A Chicago sex trafficking ring has been squelched by an undercover operation dubbed "Operation Little Girl Lost," an 18-month investigation by the Chicago police force, which used extensive wire-tapping of the prostitution ring's lairs. The basis for the wire tapping was the new Illinois "State Children's Act."
Young girls, some as young as 12 and 13 years old, were used by member of the Vice Lords gang and other gangs, as prostitutes, working out of the elevated subways and local grocery stores. So far eight men and one woman have been arrested for "involuntary sexual servitude of a minor and human trafficking," which is a fancy term for pimping.
Apparently, these girls were mostly runaways, who came from the states of Chicago, Indiana and Wisconsin, and were lured into the sex ring with drugs, such as marijuana and ecstasy. Once in the hold of the drugs, these girls were forced to work 24-hour shifts as prostitutes, with the money they made turned over totally to their pimps.
One of the young girls got pregnant, and after she gave birth, she was immediately put back to work, with the mother of one of the gang members babysitting for her, at exorbitant fees.
There's a special hell for people, who enslaved young girls, then forced them to commit sex acts for money, sometimes with half a dozen men at a time.
I hope those punks involved get convicted and never see the light of day again.
The article below appeared at:
Sex Trafficking Gangsters Busted Enslaving Girls as Young as 12
August 26, 2011
A sex trafficking ring has been brought down by Operation Little Girl Lost. Girls, as young as 12, were being sold for sex by members of the Vice Lords and other gangs. Police have charged eight men and one woman for involuntary sexual servitude of a minor and human trafficking.
Chicago authorities announced yesterday the results of "Operation Little Girl Lost" that netted the sex trafficking arrests. The information provided spins a sickening tale of pimps, prostitutes and drugs which tells of 12 and 13-year-old girls being virtually enslaved. The girls came from Chicago, Indiana and Wisconsin who works on two work shifts as long as 24 hours with the pimps keeping up to 100 percent of the proceeds.
Working the elevated trains and grocery stores of Chicago's south and west sides, the sex trafficking ring referred to their girls as "hos" and the girls often had to call them "Daddy." This may sound like stuff from a bad movie but it is as real as the foreign trafficking rings and sex slave operations detailed in documentaries on TV. This time the story is here in our own country operating daily in many cities throughout the United States.
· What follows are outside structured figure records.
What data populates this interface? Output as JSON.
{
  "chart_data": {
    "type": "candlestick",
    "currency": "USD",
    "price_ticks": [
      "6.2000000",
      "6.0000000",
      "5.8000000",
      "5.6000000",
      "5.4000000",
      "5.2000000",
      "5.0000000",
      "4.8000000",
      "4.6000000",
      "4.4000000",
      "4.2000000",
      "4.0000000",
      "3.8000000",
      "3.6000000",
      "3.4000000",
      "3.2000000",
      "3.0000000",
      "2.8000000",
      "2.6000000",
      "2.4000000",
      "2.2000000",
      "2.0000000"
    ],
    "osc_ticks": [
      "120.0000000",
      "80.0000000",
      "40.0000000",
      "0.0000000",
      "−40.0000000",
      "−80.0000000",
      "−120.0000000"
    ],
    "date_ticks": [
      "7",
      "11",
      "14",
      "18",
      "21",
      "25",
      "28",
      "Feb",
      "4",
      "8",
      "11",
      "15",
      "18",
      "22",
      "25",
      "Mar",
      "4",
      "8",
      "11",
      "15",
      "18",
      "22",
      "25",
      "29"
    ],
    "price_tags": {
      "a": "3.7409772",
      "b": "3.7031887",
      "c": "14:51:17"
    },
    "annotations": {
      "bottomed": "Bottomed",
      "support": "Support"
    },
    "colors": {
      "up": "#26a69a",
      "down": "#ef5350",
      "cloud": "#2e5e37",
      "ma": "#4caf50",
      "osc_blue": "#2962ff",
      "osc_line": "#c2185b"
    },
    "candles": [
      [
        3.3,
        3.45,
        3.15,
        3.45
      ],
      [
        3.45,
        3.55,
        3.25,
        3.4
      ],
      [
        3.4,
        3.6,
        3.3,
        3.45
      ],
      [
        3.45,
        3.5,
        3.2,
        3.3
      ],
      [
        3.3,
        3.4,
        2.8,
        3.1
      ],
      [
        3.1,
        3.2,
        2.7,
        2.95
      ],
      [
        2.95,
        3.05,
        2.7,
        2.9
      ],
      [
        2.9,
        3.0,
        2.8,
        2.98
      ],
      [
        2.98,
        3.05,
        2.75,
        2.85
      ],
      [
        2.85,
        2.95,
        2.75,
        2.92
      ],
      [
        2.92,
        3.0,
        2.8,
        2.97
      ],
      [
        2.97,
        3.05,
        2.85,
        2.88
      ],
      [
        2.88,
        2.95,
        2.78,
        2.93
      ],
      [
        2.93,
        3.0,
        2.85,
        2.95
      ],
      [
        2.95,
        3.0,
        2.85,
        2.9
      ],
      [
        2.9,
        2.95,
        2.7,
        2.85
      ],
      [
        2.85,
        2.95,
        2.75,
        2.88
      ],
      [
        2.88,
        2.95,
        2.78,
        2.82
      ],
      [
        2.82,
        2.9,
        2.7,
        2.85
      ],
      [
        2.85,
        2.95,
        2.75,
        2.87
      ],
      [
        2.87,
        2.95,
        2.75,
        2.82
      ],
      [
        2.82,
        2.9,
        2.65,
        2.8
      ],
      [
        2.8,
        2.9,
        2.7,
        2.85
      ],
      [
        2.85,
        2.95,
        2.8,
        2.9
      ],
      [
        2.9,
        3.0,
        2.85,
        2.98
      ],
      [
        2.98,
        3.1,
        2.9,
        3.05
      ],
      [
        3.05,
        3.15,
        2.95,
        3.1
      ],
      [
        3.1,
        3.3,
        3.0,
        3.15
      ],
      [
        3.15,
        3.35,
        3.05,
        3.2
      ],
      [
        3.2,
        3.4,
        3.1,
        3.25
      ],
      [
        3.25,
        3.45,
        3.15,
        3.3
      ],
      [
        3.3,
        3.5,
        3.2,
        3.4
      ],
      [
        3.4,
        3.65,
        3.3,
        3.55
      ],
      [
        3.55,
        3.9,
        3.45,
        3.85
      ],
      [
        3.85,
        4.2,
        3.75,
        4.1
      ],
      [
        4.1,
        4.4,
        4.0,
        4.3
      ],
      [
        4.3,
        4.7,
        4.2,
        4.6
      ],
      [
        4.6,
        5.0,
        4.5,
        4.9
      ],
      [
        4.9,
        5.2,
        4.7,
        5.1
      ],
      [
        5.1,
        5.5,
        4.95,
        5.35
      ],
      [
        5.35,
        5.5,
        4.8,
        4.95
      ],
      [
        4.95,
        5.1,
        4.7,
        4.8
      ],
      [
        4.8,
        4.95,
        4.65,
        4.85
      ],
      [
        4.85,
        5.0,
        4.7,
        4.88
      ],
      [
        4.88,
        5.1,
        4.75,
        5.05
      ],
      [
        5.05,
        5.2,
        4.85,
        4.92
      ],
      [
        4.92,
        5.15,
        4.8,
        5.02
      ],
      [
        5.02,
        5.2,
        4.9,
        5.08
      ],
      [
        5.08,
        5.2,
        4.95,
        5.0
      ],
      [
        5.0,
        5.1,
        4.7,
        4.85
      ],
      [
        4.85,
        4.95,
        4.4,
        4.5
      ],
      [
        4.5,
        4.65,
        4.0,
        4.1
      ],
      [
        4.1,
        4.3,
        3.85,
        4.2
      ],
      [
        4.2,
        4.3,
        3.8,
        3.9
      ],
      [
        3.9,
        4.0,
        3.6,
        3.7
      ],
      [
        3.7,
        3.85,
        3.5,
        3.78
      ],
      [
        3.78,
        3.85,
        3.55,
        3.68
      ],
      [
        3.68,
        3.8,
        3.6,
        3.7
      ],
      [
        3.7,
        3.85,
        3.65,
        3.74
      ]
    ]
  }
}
According to court documents, a young female witness testified that the ring supplied the young girls with Chicago, Indiana and Wisconsin thereby increasing the hold over the girls in their control. One of the girls said she say a 13-year-old victim of the gang have unprotected sex with six men at one time. Some of the girls involved had children and one gang member's mother was charging them exorbitant fees to babysit for them. It is pretty disgusting when a mother is involved.
Operation Little Girl Lost took 18 months of hard work to get these predators into court. It was the first time state-based wire tapping was done in a sex trafficking investigation, thanks to the new Illinois State Children's Act. It revealed the mentality of the rings' efforts in enslaving these girls for profit by recording one of the perpetrators saying, "You gotta beat on them hos man. … Just f— 'em all up and they gonna stay in love."
Life in the inner city is hard. Everyone knows it is full of things like prostitution and drugs. However, sex trafficking needs to be prosecuted at every turn. Operation Little Girl Lost only exposed the tip of the proverbial iceberg. Often these girls are seen as whores and not victims; however, they are victims of sick people who capitalize on their vulnerability, emotional problems and psychological issues.